Sunday, July 26, 2009

A tool in his hands.....

Church was so amazing today. I felt the spirit so strong during sacrament meeting and it has stayed with me through out the day. My darling friend Becky and her husband Gaylen and her new RM sister Sarah spoke and they did so great. Just about every fast Sunday Becky shares her testimony and she is touches my spirit every time. Well this talk was so full love the spirit. she spoke about the pioneers and then about how we can be pioneers in our time. She talked about how we all have the responsibility and chance to be a tool in our Father in heavens hands. I want to be a tool in His hands. I want to be a pioneer in my time. I want my life to mean something. I want my trials and hardships to shape me into the woman my Father knows I can be.

Some days I feel like I have so many emotions racing through me. I am so thankful but also hurt, happy to have my Coop but sad to have him gone, I'm SO very lonely but don't want to be around people and I am upset that my life has gone in the direction it did because of someone else's decisions but I know that this trial will mold me into the woman I want to be. And I know that this can be a negative or a positive effect on my Coop. I can't control what my ex does in this life. I have a very hard time knowing that he is not being the dad Coop deserves and needs. I get SO angry and upset that Coop has to be around things I don't agree with. I pray constantly that I will be able to be a good enough mother to me baby so that he will know right from wrong. Because being a mom is the most important roll I have.

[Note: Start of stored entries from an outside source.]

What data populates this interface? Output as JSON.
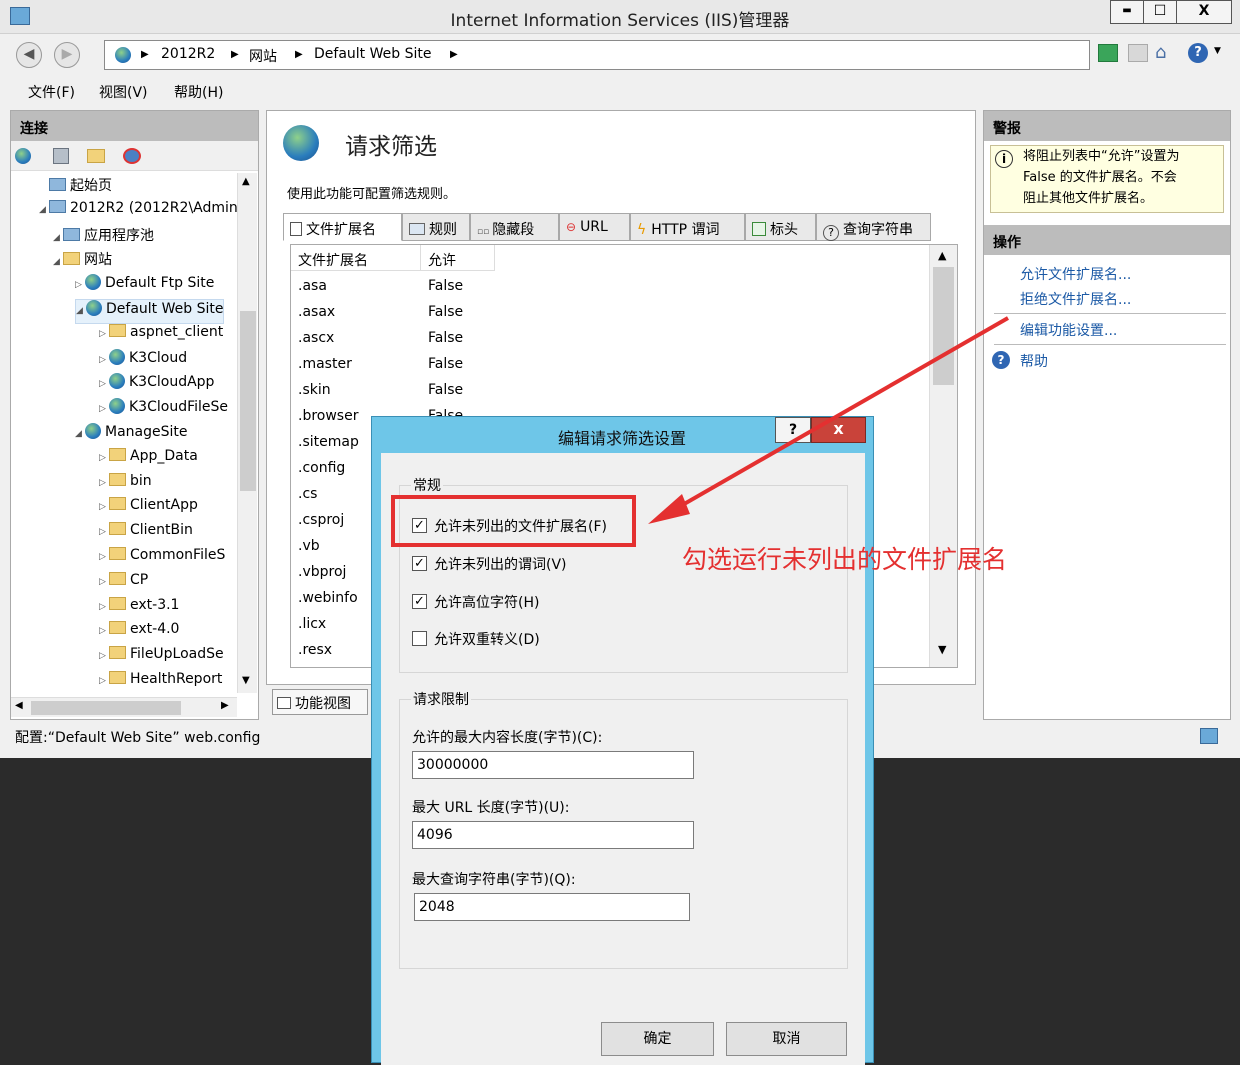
{
  "window": {
    "title": "Internet Information Services (IIS)管理器",
    "min": "▬",
    "max": "☐",
    "close": "X"
  },
  "breadcrumb": [
    "2012R2",
    "网站",
    "Default Web Site"
  ],
  "menubar": [
    "文件(F)",
    "视图(V)",
    "帮助(H)"
  ],
  "connections": {
    "header": "连接",
    "tree": [
      {
        "label": "起始页",
        "indent": 0,
        "icon": "home"
      },
      {
        "label": "2012R2 (2012R2\\Admini",
        "indent": 0,
        "icon": "server"
      },
      {
        "label": "应用程序池",
        "indent": 1,
        "icon": "pool"
      },
      {
        "label": "网站",
        "indent": 1,
        "icon": "sites"
      },
      {
        "label": "Default Ftp Site",
        "indent": 2,
        "icon": "globe"
      },
      {
        "label": "Default Web Site",
        "indent": 2,
        "icon": "globe"
      },
      {
        "label": "aspnet_client",
        "indent": 3,
        "icon": "folder"
      },
      {
        "label": "K3Cloud",
        "indent": 3,
        "icon": "app"
      },
      {
        "label": "K3CloudApp",
        "indent": 3,
        "icon": "app"
      },
      {
        "label": "K3CloudFileSe",
        "indent": 3,
        "icon": "app"
      },
      {
        "label": "ManageSite",
        "indent": 2,
        "icon": "globe"
      },
      {
        "label": "App_Data",
        "indent": 3,
        "icon": "folder"
      },
      {
        "label": "bin",
        "indent": 3,
        "icon": "folder"
      },
      {
        "label": "ClientApp",
        "indent": 3,
        "icon": "folder"
      },
      {
        "label": "ClientBin",
        "indent": 3,
        "icon": "folder"
      },
      {
        "label": "CommonFileS",
        "indent": 3,
        "icon": "folder"
      },
      {
        "label": "CP",
        "indent": 3,
        "icon": "folder"
      },
      {
        "label": "ext-3.1",
        "indent": 3,
        "icon": "folder"
      },
      {
        "label": "ext-4.0",
        "indent": 3,
        "icon": "folder"
      },
      {
        "label": "FileUpLoadSe",
        "indent": 3,
        "icon": "folder"
      },
      {
        "label": "HealthReport",
        "indent": 3,
        "icon": "folder"
      }
    ]
  },
  "main": {
    "title": "请求筛选",
    "description": "使用此功能可配置筛选规则。",
    "tabs": [
      "文件扩展名",
      "规则",
      "隐藏段",
      "URL",
      "HTTP 谓词",
      "标头",
      "查询字符串"
    ],
    "columns": [
      "文件扩展名",
      "允许"
    ],
    "rows": [
      [
        ".asa",
        "False"
      ],
      [
        ".asax",
        "False"
      ],
      [
        ".ascx",
        "False"
      ],
      [
        ".master",
        "False"
      ],
      [
        ".skin",
        "False"
      ],
      [
        ".browser",
        "False"
      ],
      [
        ".sitemap",
        ""
      ],
      [
        ".config",
        ""
      ],
      [
        ".cs",
        ""
      ],
      [
        ".csproj",
        ""
      ],
      [
        ".vb",
        ""
      ],
      [
        ".vbproj",
        ""
      ],
      [
        ".webinfo",
        ""
      ],
      [
        ".licx",
        ""
      ],
      [
        ".resx",
        ""
      ]
    ],
    "view_tab": "功能视图"
  },
  "alerts": {
    "header": "警报",
    "line1": "将阻止列表中“允许”设置为",
    "line2": "False 的文件扩展名。不会",
    "line3": "阻止其他文件扩展名。"
  },
  "actions": {
    "header": "操作",
    "allow": "允许文件扩展名...",
    "deny": "拒绝文件扩展名...",
    "edit": "编辑功能设置...",
    "help": "帮助"
  },
  "status": {
    "config": "配置:“Default Web Site” web.config"
  },
  "dialog": {
    "title": "编辑请求筛选设置",
    "help": "?",
    "close": "x",
    "general": "常规",
    "checkboxes": [
      {
        "label": "允许未列出的文件扩展名(F)",
        "checked": true
      },
      {
        "label": "允许未列出的谓词(V)",
        "checked": true
      },
      {
        "label": "允许高位字符(H)",
        "checked": true
      },
      {
        "label": "允许双重转义(D)",
        "checked": false
      }
    ],
    "limits": "请求限制",
    "max_content_label": "允许的最大内容长度(字节)(C):",
    "max_content_value": "30000000",
    "max_url_label": "最大 URL 长度(字节)(U):",
    "max_url_value": "4096",
    "max_query_label": "最大查询字符串(字节)(Q):",
    "max_query_value": "2048",
    "ok": "确定",
    "cancel": "取消"
  },
  "annotation": "勾选运行未列出的文件扩展名"
}
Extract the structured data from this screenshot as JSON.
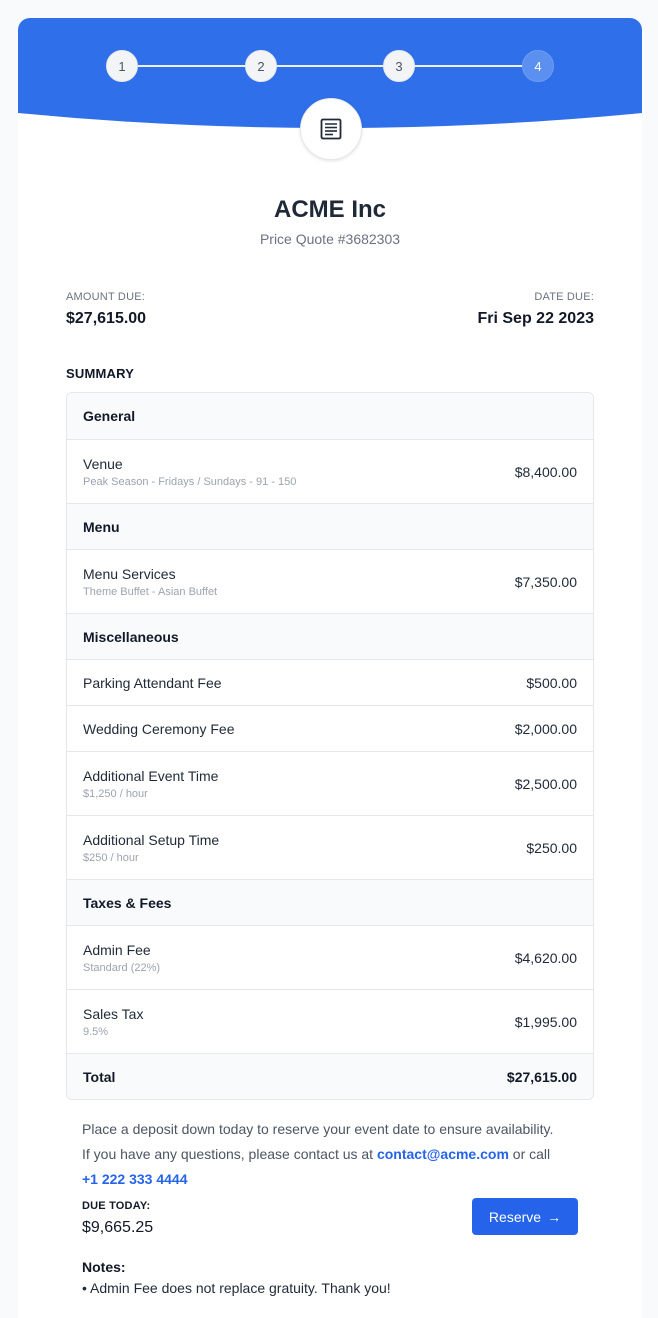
{
  "stepper": {
    "steps": [
      "1",
      "2",
      "3",
      "4"
    ],
    "active_step": 4
  },
  "colors": {
    "primary": "#2f6fe9",
    "accent": "#2563eb",
    "step_active": "#5b8ff0"
  },
  "header": {
    "icon": "document-list-icon",
    "company": "ACME Inc",
    "quote_number": "Price Quote #3682303"
  },
  "amount_due": {
    "label": "AMOUNT DUE:",
    "value": "$27,615.00"
  },
  "date_due": {
    "label": "DATE DUE:",
    "value": "Fri Sep 22 2023"
  },
  "summary": {
    "label": "SUMMARY",
    "sections": [
      {
        "title": "General",
        "items": [
          {
            "name": "Venue",
            "sub": "Peak Season - Fridays / Sundays - 91 - 150",
            "amount": "$8,400.00"
          }
        ]
      },
      {
        "title": "Menu",
        "items": [
          {
            "name": "Menu Services",
            "sub": "Theme Buffet - Asian Buffet",
            "amount": "$7,350.00"
          }
        ]
      },
      {
        "title": "Miscellaneous",
        "items": [
          {
            "name": "Parking Attendant Fee",
            "sub": "",
            "amount": "$500.00"
          },
          {
            "name": "Wedding Ceremony Fee",
            "sub": "",
            "amount": "$2,000.00"
          },
          {
            "name": "Additional Event Time",
            "sub": "$1,250 / hour",
            "amount": "$2,500.00"
          },
          {
            "name": "Additional Setup Time",
            "sub": "$250 / hour",
            "amount": "$250.00"
          }
        ]
      },
      {
        "title": "Taxes & Fees",
        "items": [
          {
            "name": "Admin Fee",
            "sub": "Standard (22%)",
            "amount": "$4,620.00"
          },
          {
            "name": "Sales Tax",
            "sub": "9.5%",
            "amount": "$1,995.00"
          }
        ]
      }
    ],
    "total_label": "Total",
    "total_value": "$27,615.00"
  },
  "deposit": {
    "line1": "Place a deposit down today to reserve your event date to ensure availability.",
    "line2_prefix": "If you have any questions, please contact us at ",
    "email": "contact@acme.com",
    "line2_middle": " or call",
    "phone": "+1 222 333 4444"
  },
  "due_today": {
    "label": "DUE TODAY:",
    "value": "$9,665.25"
  },
  "reserve_button": {
    "label": "Reserve",
    "icon": "arrow-right-icon"
  },
  "notes": {
    "label": "Notes:",
    "items": [
      "• Admin Fee does not replace gratuity. Thank you!"
    ]
  }
}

I am SO thankful to be a mother in Zion, to have the things I do to raise my son with the love of Christ in our home. when I had Cooper I found a whole new meaning in the primary song, I am a Child of God. Before I sang it from a child's perspective, but now I understand it as a parent. I must lead, guide and walk beside my Coop through his life as his mommy, just like my mom did for me and my grandma for her and so on and so on........ And I know that the only way to be able to do that is to remember my Father in heaven and Savior. If I obey the commandments they will aways be there to lead me, guide me, walk beside me.